Numerous programs have been designed to make Indigenous children feel more accepted, and more likely to be included in mainstream social and cultural circles. But these programs are not without their problems. Children’s testimonies, for example, often get stuck at the “unauthorised disclosure” stage. People experience intimidation, even fear, when they reveal intimate, real-life experiences with racism.

Research shows many Indigenous kids need help, but kids are far more likely to make excuses for racist violence when they’re frightened, or when they aren’t being put in an idealistic world. That may feel like the path to Aboriginal acceptance. But it’s not inclusive, and it leaves Indigenous people in a deeper hole.

How things can go wrong

To get the role of bullying correctly, youth have to get the facts. They need to understand what it’s like, what Indigenous peoples have been through. They need to understand how important it is to tell the truth and get support to get beyond the façade.
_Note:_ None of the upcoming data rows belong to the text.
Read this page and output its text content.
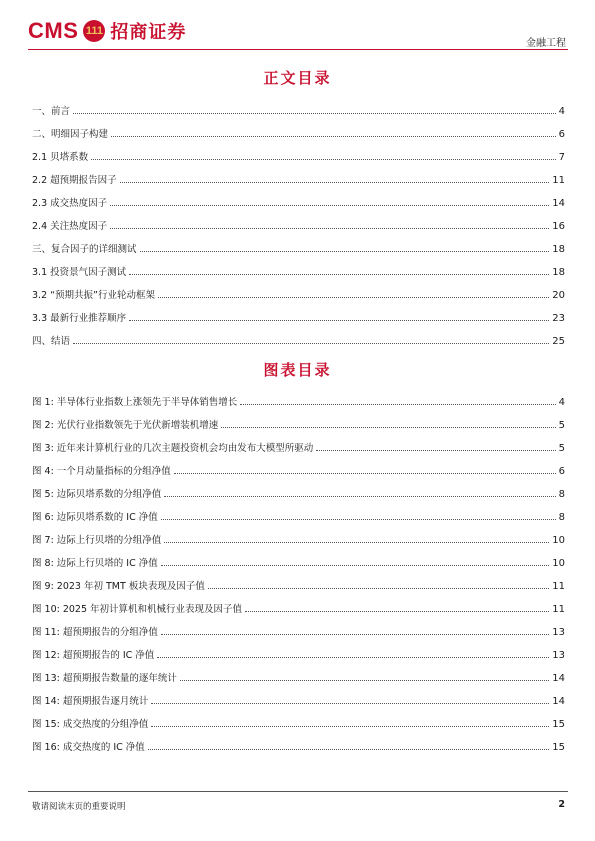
CMS 111 招商证券
金融工程
正文目录
一、前言	4
二、明细因子构建	6
2.1 贝塔系数	7
2.2 超预期报告因子	11
2.3 成交热度因子	14
2.4 关注热度因子	16
三、复合因子的详细测试	18
3.1 投资景气因子测试	18
3.2 “预期共振”行业轮动框架	20
3.3 最新行业推荐顺序	23
四、结语	25
图表目录
图 1: 半导体行业指数上涨领先于半导体销售增长	4
图 2: 光伏行业指数领先于光伏新增装机增速	5
图 3: 近年来计算机行业的几次主题投资机会均由发布大模型所驱动	5
图 4: 一个月动量指标的分组净值	6
图 5: 边际贝塔系数的分组净值	8
图 6: 边际贝塔系数的 IC 净值	8
图 7: 边际上行贝塔的分组净值	10
图 8: 边际上行贝塔的 IC 净值	10
图 9: 2023 年初 TMT 板块表现及因子值	11
图 10: 2025 年初计算机和机械行业表现及因子值	11
图 11: 超预期报告的分组净值	13
图 12: 超预期报告的 IC 净值	13
图 13: 超预期报告数量的逐年统计	14
图 14: 超预期报告逐月统计	14
图 15: 成交热度的分组净值	15
图 16: 成交热度的 IC 净值	15
敬请阅读末页的重要说明	2
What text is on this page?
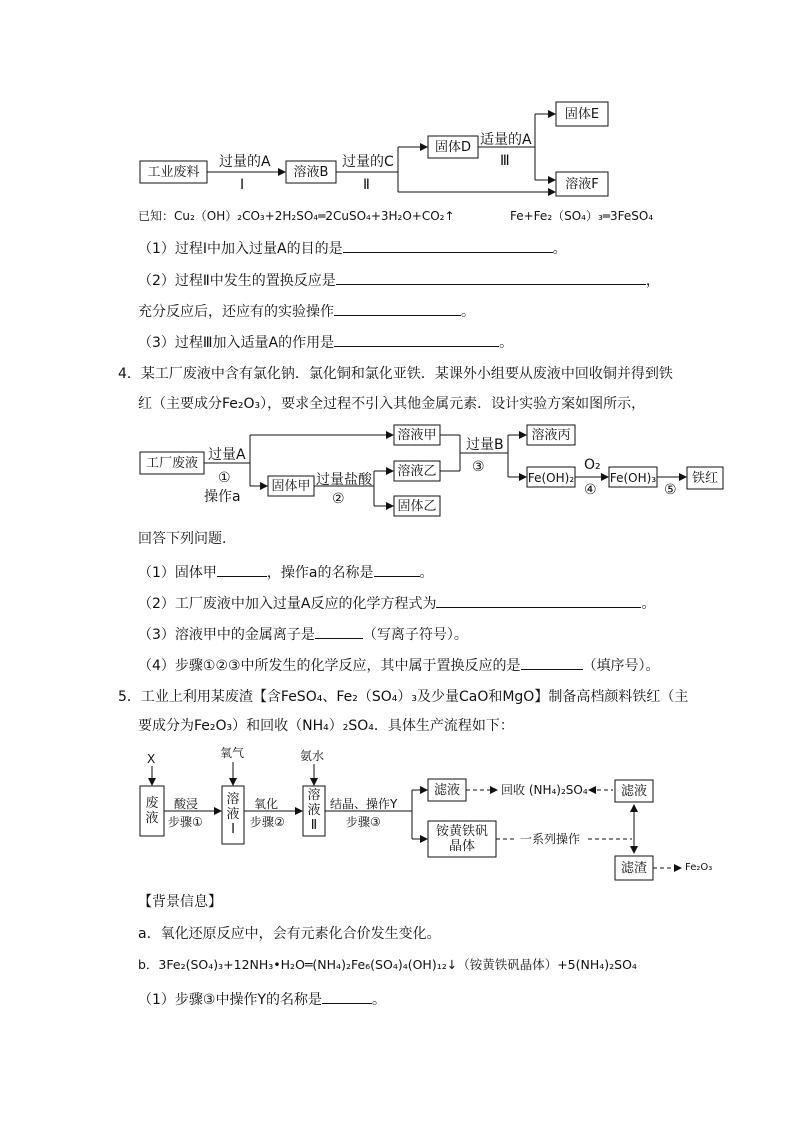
工业废料
过量的A
Ⅰ
溶液B
过量的C
Ⅱ
固体D 适量的A
Ⅲ
固体E
溶液F
已知：Cu₂（OH）₂CO₃+2H₂SO₄═2CuSO₄+3H₂O+CO₂↑	Fe+Fe₂（SO₄）₃═3FeSO₄
（1）过程Ⅰ中加入过量A的目的是	。
（2）过程Ⅱ中发生的置换反应是	，
充分反应后，还应有的实验操作	。
（3）过程Ⅲ加入适量A的作用是	。
4．某工厂废液中含有氯化钠．氯化铜和氯化亚铁．某课外小组要从废液中回收铜并得到铁
红（主要成分Fe₂O₃），要求全过程不引入其他金属元素．设计实验方案如图所示，
工厂废液
过量A
①
操作a
溶液甲
固体甲 过量盐酸
②
溶液乙
固体乙
过量B
③
溶液丙
Fe(OH)₂
O₂
④
Fe(OH)₃
⑤
铁红
回答下列问题．
（1）固体甲	，操作a的名称是	。
（2）工厂废液中加入过量A反应的化学方程式为	。
（3）溶液甲中的金属离子是	（写离子符号）。
（4）步骤①②③中所发生的化学反应，其中属于置换反应的是	（填序号）。
5．工业上利用某废渣【含FeSO₄、Fe₂（SO₄）₃及少量CaO和MgO】制备高档颜料铁红（主
要成分为Fe₂O₃）和回收（NH₄）₂SO₄．具体生产流程如下：
X
废液
酸浸
步骤①
氧气
溶液Ⅰ
氧化
步骤②
氨水
溶液Ⅱ
结晶、操作Y
步骤③
滤液	回收 (NH₄)₂SO₄	滤液
铵黄铁矾晶体	一系列操作
滤渣	Fe₂O₃
【背景信息】
a．氧化还原反应中，会有元素化合价发生变化。
b．3Fe₂(SO₄)₃+12NH₃•H₂O═(NH₄)₂Fe₆(SO₄)₄(OH)₁₂↓（铵黄铁矾晶体）+5(NH₄)₂SO₄
（1）步骤③中操作Y的名称是	。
Many Indigenous youth have been bullied, especially in the classroom. Youth sometimes need support and recognition to get past and get past their own culture’s identity confusion and face their racism.

“There’s nothing wrong with you.”

“You’re so ugly.”

“You don’t belong here.”

“You don’t speak our language.”

“Everyone will have fun with a Leprechaun in public.”

“I’m sorry, but your culture is all wrong.”

The girls’ top five words:

Photo: Linda Nylind

Aboriginal children have to learn how to deal with racism. But that needs to start in the classroom – that’s what’s required. There is a powerful discussion happening about how Aboriginal kids are being conditioned into believing and behaving in their Indigenous identity. That’s far more complex than being able to physically come to terms with racist ideas in their own communities.

Youth need to feel listened to, to feel their thoughts and experiences have valued. This can start with giving Indigenous kids critical conversations and support.

Judging?

Many students don’t talk to other Indigenous kids about racism. They’re not even allowed to talk about the subject with their parents or teachers.

Attending Indigenous daycare isn’t an experience they want to talk about with other Indigenous kids because they’re afraid. Either way, the conversations they don’t have at school mean that they don’t face racism as an Aboriginal person. Young children don’t have much life experience around race.

Aboriginal kids are usually terrified to speak up and ask for help when they have seen or experienced racism. They don’t want to be “stigmatised” as Indigenous. There is a real fear of being labelled an Indigenous person and having to face society being more racist.

School programs could be designed to help Indigenous children articulate what they’ve seen and experienced, so that they can sit in an adult’s classroom and talk about what they’ve seen and experienced. If they’re frightened to speak up, then that’s their issue.